Key issues in VB-G RAM G Act:

  • Centralised wage determination: Despite a 60:40 cost-sharing model, the Centre retains authority to fix wages, undermining federal principles.
  • Absence of minimum wage guarantee: Unlike MGNREGA’s earlier provision, there is no fallback ensuring wages align with State minimum wages.
  • Lack of reforms: No new mechanisms to address delayed payments, corruption, or technological failures.

Comparative concerns:
  • Legal vulnerability: Without a non-obstante clause, paying below minimum wages may be legally indefensible.
  • Policy inconsistency: Retaining central control despite shared funding lacks economic justification.

In effect, the VB-G RAM G Act risks institutionalising the real-wage stagnation and inefficiencies seen in MGNREGA. Instead of correcting past flaws, it may deepen them, making it a case of missed policy opportunity.

The trajectory of MGNREGA provides clear empirical evidence of how wage policies shape programme outcomes.

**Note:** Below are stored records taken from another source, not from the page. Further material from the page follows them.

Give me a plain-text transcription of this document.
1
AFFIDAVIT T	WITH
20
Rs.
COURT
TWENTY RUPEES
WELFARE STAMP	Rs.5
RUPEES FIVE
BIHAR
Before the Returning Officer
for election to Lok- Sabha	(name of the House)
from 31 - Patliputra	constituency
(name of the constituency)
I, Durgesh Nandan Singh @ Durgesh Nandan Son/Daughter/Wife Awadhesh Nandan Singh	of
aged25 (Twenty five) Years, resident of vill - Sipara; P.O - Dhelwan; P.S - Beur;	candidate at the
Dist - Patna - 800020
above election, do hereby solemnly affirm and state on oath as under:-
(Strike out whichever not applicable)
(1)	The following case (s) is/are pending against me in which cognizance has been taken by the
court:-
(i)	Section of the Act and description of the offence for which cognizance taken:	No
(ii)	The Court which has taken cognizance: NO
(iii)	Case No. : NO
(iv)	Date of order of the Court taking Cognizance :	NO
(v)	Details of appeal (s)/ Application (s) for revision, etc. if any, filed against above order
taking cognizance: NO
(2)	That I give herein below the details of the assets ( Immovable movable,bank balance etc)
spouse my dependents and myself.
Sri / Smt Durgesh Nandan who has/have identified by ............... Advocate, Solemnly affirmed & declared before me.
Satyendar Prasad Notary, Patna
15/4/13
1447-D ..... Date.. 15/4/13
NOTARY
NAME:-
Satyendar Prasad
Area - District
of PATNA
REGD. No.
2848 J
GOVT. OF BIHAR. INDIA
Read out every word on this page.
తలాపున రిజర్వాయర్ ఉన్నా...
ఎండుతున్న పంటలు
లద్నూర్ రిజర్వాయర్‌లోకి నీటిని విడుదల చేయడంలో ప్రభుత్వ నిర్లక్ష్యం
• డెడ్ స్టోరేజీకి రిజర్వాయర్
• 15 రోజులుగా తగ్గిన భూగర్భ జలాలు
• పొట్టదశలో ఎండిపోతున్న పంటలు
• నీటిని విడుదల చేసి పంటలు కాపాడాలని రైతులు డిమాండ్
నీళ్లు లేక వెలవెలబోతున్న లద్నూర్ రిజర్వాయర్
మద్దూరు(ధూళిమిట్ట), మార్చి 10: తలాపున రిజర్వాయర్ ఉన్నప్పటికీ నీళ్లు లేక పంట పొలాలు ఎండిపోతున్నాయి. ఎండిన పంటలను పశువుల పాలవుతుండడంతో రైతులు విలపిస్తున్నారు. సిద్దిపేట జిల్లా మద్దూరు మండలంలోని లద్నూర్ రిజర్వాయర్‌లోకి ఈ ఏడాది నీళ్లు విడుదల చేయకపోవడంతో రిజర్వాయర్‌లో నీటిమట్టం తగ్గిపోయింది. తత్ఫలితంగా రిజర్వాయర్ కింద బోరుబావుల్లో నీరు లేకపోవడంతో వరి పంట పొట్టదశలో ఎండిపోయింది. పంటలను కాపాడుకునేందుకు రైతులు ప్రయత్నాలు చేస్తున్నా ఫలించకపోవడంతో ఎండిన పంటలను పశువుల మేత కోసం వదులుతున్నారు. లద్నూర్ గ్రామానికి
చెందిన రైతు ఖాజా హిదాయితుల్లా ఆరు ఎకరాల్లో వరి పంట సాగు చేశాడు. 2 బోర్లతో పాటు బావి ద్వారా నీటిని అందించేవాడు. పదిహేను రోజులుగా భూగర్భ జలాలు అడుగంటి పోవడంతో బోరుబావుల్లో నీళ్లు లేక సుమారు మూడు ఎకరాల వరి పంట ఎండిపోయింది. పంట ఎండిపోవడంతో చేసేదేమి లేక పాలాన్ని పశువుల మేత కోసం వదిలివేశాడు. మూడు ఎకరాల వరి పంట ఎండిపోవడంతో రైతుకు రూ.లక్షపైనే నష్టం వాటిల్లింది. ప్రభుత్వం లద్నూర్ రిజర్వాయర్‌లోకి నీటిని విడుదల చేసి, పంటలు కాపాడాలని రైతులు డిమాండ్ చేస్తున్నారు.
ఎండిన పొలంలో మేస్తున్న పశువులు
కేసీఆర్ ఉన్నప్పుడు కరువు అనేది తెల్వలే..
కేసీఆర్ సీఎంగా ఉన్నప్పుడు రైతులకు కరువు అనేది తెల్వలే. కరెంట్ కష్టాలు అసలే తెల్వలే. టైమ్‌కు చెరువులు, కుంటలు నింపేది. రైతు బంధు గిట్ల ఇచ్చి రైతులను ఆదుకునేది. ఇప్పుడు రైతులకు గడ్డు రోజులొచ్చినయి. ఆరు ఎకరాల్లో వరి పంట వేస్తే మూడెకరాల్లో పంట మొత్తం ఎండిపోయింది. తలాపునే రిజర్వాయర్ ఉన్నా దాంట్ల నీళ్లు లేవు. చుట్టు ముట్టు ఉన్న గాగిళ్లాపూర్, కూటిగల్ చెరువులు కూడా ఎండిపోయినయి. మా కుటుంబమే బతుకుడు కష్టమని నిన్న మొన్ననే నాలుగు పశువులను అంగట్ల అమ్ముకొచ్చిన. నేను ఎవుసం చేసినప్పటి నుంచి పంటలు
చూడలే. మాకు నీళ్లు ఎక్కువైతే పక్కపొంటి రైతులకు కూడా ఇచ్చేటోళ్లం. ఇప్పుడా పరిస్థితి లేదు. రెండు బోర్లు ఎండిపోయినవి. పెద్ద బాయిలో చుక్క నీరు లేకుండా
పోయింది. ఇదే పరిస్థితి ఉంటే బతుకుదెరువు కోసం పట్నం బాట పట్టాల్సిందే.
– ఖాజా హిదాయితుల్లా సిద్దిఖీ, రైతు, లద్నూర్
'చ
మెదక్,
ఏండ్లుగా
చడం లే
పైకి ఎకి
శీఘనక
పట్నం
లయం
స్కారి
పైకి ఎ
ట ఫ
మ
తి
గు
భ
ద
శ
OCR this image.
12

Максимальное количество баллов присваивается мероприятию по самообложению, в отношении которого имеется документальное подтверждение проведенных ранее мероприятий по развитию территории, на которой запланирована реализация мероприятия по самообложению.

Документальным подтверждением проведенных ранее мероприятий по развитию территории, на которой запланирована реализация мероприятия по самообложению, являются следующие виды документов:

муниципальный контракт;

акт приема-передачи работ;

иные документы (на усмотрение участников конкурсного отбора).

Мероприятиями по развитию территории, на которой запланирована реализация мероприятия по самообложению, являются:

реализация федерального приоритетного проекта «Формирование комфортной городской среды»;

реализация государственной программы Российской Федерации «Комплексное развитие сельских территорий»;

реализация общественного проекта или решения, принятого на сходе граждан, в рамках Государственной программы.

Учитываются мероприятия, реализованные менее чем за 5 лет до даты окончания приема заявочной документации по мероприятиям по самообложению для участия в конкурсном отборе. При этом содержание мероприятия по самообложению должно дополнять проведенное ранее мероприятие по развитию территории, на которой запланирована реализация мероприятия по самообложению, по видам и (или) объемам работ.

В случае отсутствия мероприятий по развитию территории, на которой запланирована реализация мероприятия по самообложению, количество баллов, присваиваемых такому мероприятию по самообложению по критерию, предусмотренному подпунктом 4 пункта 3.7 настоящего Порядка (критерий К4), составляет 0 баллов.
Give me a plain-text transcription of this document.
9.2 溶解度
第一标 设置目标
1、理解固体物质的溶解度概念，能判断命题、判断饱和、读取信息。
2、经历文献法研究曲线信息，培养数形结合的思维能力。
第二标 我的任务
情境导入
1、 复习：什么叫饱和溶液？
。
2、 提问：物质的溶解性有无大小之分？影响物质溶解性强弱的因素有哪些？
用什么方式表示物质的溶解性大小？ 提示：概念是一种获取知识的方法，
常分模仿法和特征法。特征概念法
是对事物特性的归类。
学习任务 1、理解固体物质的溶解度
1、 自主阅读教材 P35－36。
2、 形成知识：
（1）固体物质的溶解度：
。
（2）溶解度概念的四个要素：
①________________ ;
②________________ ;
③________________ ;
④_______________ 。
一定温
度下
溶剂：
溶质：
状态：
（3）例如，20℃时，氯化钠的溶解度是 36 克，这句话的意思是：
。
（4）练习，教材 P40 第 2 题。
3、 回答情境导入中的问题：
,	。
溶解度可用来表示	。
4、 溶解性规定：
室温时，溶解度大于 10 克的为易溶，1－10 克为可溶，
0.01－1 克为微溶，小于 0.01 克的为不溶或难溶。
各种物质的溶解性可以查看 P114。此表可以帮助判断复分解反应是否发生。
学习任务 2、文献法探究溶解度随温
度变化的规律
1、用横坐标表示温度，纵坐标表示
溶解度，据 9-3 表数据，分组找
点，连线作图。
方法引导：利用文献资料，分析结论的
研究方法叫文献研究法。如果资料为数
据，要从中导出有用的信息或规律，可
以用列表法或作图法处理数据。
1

In its early phase (2006–2009), wages were aligned with State minimum wages, which in several cases exceeded market wages. For instance, in Uttar Pradesh (2007–08), minimum wages rose sharply from ₹58 to ₹100 per day, making MGNREGA highly attractive and boosting participation.

Positive phase (early years):

  • High demand for work: Workers actively sought employment under the scheme.
  • Rural wage growth: Private sector wages increased due to labour shortages.
  • Poverty reduction: Increased incomes supported consumption and resilience.

Post-2009 phase (central wage control):
  • Relative wage decline: MGNREGA wages lagged behind minimum and market wages.
  • Payment delays: Studies by LibTech show frequent delays and even non-payment.
  • Declining interest: Workers shifted to more reliable and better-paying opportunities.

For example, even if MGNREGA offers ₹220/day, a worker may prefer ₹300/day in private work with immediate payment. This highlights that timeliness and adequacy of wages are as important as statutory guarantees. Thus, wage policy has been a निर्णायक factor in both the initial success and subsequent decline of the scheme.

As a district administrator, low MGNREGA participation despite high distress signals structural and administrative bottlenecks, particularly related to wages and implementation. The first step would be a diagnostic assessment focusing on wage competitiveness, payment delays, and worker awareness.

Diagnosis:

  • Wage gap analysis: Compare MGNREGA wages with local market and minimum wages.
  • Payment timelines: Audit delays in wage disbursement, especially under ABPS.
  • Field verification: Interact with workers to identify discouragement factors.
  • Leakage detection: Check for ghost beneficiaries and inflated muster rolls.

Corrective measures:
  • Ensure timely payments: Streamline fund flow and address technical glitches.
  • Transparency measures: Strengthen social audits and community monitoring.
  • Worksite improvements: Provide basic facilities to enhance worker experience.
  • Advocacy: Recommend higher wage rates to State and Centre based on evidence.

For instance, districts that improved payment timeliness and grievance redressal have seen higher participation even without wage increases. Ultimately, addressing both economic incentives and governance deficits is essential to restore confidence in the programme and ensure it fulfills its role as a safety net.